Гость уже кричал, скаля мелкие зубки. Еропкин, кажется, в комочек сжался. Великий и доселе неведомый страх напал на него. Случалось ранее, воеводы ногами топали, покрикивали, брызжа слюной, возмущаясь его воинскими неумелостью, нерасторопностью, и от крика начальственного в нем вспыхивал страх - поджилки тряслись, пот прошибал, хотелось сквозь землю провалиться. Всяко бывало. Но никогда его не полонил такой ужас, холодный, обезнадеживающий, гнетущий и ум, и волю, когда одно в сознании: нет спасения.
Волосы вздыбились у Еропкина, зашевелилась борода. Только и выдавил сквозь одеревеневшие губы единственное спасительное:
- Я-то при чем?
И гость, как бы сраженный этим вопросом, обмяк.
- Да ты ни при чем, - ответил тихо. Помолчав, еще тише поведал: Выродок ты. - И, грудью навалившись на стол, сообщил как бы тайное: Планида моя такая - с выродками дело иметь... - И, закручинившись, тоскливо простонал совершенно на волоколамский лад: - Бяда-а!
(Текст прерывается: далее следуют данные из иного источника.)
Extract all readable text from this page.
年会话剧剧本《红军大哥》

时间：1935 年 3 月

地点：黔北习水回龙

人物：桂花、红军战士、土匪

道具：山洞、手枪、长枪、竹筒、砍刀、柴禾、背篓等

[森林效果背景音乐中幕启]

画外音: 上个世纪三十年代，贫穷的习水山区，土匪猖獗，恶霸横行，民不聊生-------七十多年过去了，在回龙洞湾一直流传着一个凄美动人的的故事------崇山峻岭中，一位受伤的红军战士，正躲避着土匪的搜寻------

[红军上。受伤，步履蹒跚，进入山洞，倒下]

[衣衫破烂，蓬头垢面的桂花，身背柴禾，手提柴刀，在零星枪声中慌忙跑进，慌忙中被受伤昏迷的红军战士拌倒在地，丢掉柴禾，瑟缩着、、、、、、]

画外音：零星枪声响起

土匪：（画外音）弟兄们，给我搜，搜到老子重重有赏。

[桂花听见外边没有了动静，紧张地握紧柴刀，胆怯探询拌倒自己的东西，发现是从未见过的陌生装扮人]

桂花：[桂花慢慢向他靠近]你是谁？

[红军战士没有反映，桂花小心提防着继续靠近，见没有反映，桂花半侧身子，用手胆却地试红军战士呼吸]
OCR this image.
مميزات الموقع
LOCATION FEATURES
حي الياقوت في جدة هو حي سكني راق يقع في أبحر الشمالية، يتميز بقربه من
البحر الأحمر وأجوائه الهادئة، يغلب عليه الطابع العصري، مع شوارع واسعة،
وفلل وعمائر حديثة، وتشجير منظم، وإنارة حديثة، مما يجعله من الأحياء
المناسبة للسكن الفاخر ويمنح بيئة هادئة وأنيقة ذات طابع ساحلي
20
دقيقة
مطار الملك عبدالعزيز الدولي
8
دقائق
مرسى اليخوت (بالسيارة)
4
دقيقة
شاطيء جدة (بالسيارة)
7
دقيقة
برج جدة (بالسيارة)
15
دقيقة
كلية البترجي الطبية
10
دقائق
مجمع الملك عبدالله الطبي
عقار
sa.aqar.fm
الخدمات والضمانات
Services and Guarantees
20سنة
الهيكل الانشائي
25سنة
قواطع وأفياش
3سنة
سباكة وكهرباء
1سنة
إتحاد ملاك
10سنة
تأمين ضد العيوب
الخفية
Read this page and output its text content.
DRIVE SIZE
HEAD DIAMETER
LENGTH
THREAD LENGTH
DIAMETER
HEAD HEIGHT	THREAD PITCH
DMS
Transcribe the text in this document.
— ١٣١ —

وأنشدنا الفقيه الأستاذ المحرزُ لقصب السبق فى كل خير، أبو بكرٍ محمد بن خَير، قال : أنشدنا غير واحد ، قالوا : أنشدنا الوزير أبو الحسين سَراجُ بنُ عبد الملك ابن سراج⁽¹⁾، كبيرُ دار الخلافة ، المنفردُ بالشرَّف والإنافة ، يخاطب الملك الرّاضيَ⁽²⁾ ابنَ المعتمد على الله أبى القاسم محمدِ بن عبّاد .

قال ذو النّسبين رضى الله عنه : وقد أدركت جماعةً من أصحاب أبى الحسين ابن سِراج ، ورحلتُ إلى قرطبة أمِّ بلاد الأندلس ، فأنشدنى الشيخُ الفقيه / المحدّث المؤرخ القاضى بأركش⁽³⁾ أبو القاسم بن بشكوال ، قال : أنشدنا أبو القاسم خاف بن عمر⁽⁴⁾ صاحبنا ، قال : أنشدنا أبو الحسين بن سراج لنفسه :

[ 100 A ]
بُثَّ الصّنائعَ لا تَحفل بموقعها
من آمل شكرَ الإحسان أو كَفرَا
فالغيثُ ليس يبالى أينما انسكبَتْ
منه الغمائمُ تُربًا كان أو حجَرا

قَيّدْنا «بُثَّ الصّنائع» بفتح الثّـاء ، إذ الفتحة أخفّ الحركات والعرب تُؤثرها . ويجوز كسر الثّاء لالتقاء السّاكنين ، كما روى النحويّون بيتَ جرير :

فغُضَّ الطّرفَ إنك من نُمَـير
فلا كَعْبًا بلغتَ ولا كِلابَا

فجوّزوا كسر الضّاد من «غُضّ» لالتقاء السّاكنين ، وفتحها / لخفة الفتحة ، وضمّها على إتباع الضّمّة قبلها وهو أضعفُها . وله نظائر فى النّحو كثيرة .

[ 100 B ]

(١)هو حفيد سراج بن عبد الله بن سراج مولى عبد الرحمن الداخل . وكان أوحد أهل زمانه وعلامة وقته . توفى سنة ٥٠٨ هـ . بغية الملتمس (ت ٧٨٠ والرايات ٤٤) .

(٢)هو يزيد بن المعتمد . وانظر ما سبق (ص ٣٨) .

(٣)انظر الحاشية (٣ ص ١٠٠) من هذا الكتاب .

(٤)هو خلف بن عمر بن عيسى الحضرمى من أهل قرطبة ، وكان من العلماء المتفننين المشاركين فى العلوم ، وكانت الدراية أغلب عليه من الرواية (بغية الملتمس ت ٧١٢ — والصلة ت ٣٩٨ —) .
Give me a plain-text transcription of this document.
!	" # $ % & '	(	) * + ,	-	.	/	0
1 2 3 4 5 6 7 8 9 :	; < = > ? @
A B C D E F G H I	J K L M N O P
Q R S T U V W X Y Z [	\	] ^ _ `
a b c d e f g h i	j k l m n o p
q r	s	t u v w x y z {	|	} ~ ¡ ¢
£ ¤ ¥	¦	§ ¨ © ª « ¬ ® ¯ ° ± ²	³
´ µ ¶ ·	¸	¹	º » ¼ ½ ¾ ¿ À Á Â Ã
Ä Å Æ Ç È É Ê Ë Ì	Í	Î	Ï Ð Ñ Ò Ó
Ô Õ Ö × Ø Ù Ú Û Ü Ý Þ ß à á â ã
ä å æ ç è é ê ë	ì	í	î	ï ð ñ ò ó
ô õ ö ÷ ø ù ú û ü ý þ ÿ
От возгласа свойского, родного Еропкину полегчало. Поджатые ноги он на пол опустил, пошевелил руками, ладони поднес к лицу и, словно бы умываясь, пригладил волосы и бороду.
- А ты пей, пей, мой желанный, - сказал ему гость ласково, уже на маманин лад, протянул руку и тоже по-маманиному пощекотал Еропкина за ухом. Только пальцы были не как у мамани - теплые, а горячие как угольки, и от прикосновения не всколыхнулась в груди нежность, но полыхнула преданность, да такая необоримая, не соразмеримая ни с чем, что показалось: обмерить и обороть ее под силу одной лишь смертушке. К примеру, вложи гость в руку Еропкину нож да вели: зарежь себя - и Еропкин тут же зарезался бы.
А гость тем временем из сумы бездонной вытащил кошель и пропел маманиным голосом:
- Я, желанный мой, гостинчик тебе припас.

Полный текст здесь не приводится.